Faced with losing the older kid at about a year of age during an international layover, I leashed him on the back of his overalls. And don't you know it, in Paris he decided he didn't want to walk. I dragged him on his butt across most of a terminal (mind you, he was still diapered, so there was no real friction). He still talks about it as great fun (he remembers it.) Those pants were NEVER the same again. It strikes me as very odd fun, but then I remember being two or three and enjoying being rolled up in a carpet and dragged or carried around the house by my much older cousins. I think if the kid isn't harmed, people should butt out. What's next? We can't tickle our kids? Or belly-raspberries traumatize toddlers?

Portia   ·  August 17, 2009 06:19 PM

I would have definitely preferred being dragged around to what my dad would have done to me if I'd refused to walk cooperatively (and mind you, I think he would be completely justified). If a kid dislikes being dragged enough, he'll get on his feet. As long as the kid isn't hurt in any medically significant way (more than what one could expect by regularly playing outside), I say leave the mom alone.

John S.   ·  August 18, 2009 01:05 PM

The thing is, we allow peers and relatives to do to children things, that we wouldn't allow strangers or government employees to do.

The official guidelines in Child Psychiatric clinics and hospitals here in Finland require five adults to physically constraint a child, if such constrain is needed. When a parent needs to constrain a child, there usually aren't five trained nurses around, but he/she needs to just act.
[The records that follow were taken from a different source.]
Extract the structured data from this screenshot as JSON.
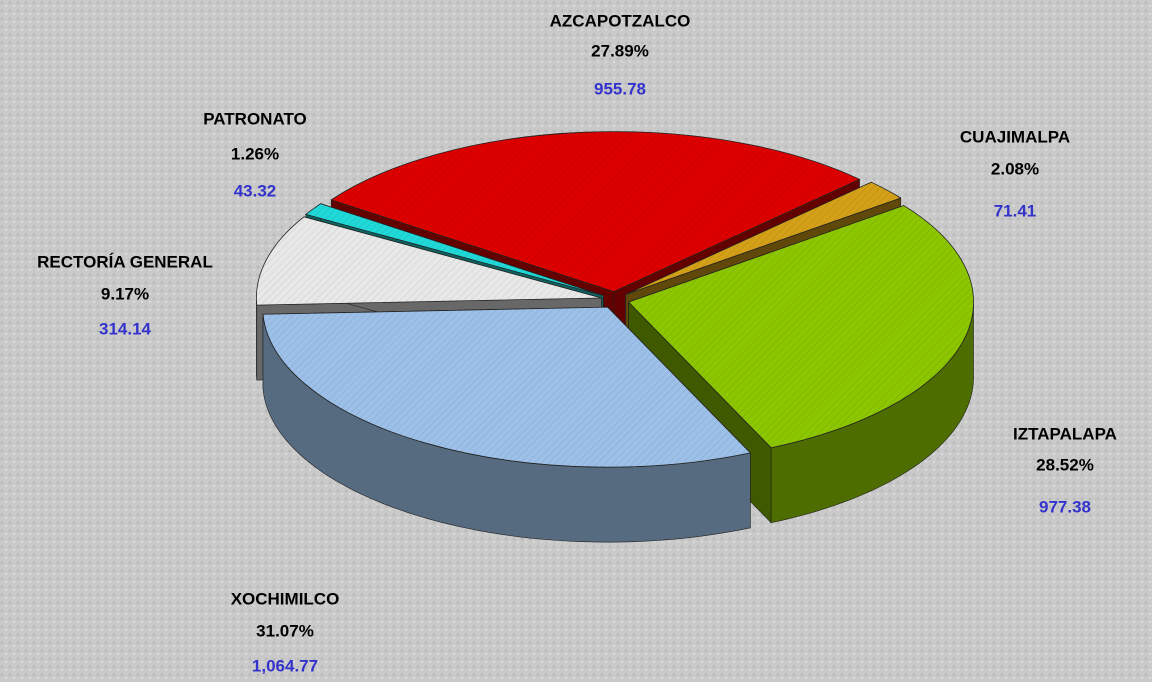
{
  "chart_data": {
    "type": "pie",
    "categories": [
      "AZCAPOTZALCO",
      "CUAJIMALPA",
      "IZTAPALAPA",
      "XOCHIMILCO",
      "RECTORÍA GENERAL",
      "PATRONATO"
    ],
    "values": [
      27.89,
      2.08,
      28.52,
      31.07,
      9.17,
      1.26
    ],
    "value_labels": [
      "27.89%",
      "2.08%",
      "28.52%",
      "31.07%",
      "9.17%",
      "1.26%"
    ],
    "amounts": [
      955.78,
      71.41,
      977.38,
      1064.77,
      314.14,
      43.32
    ],
    "amount_labels": [
      "955.78",
      "71.41",
      "977.38",
      "1,064.77",
      "314.14",
      "43.32"
    ],
    "colors": [
      "#dd0000",
      "#d4a017",
      "#8cc600",
      "#9cc0e8",
      "#e8e8e8",
      "#20d8d8"
    ]
  }
}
Maybe we trust, that parents that really genetically care about their children, won't do anything too horrible, but we need to keep close watch on institutional mistreatment of children.
...

Now, when someone is demandind that the child is taken from his mother, do they really understand the relationship. If someone who cares about fair treatment of all persons would observe the my relationship with my girlfriend, I bet he/she would demand that we would be separated from each other, because there are occasional youtubebable episodes of cruelty, Cruelty that no one would tolerate from strangers, but almost everyone tolerates from their family members.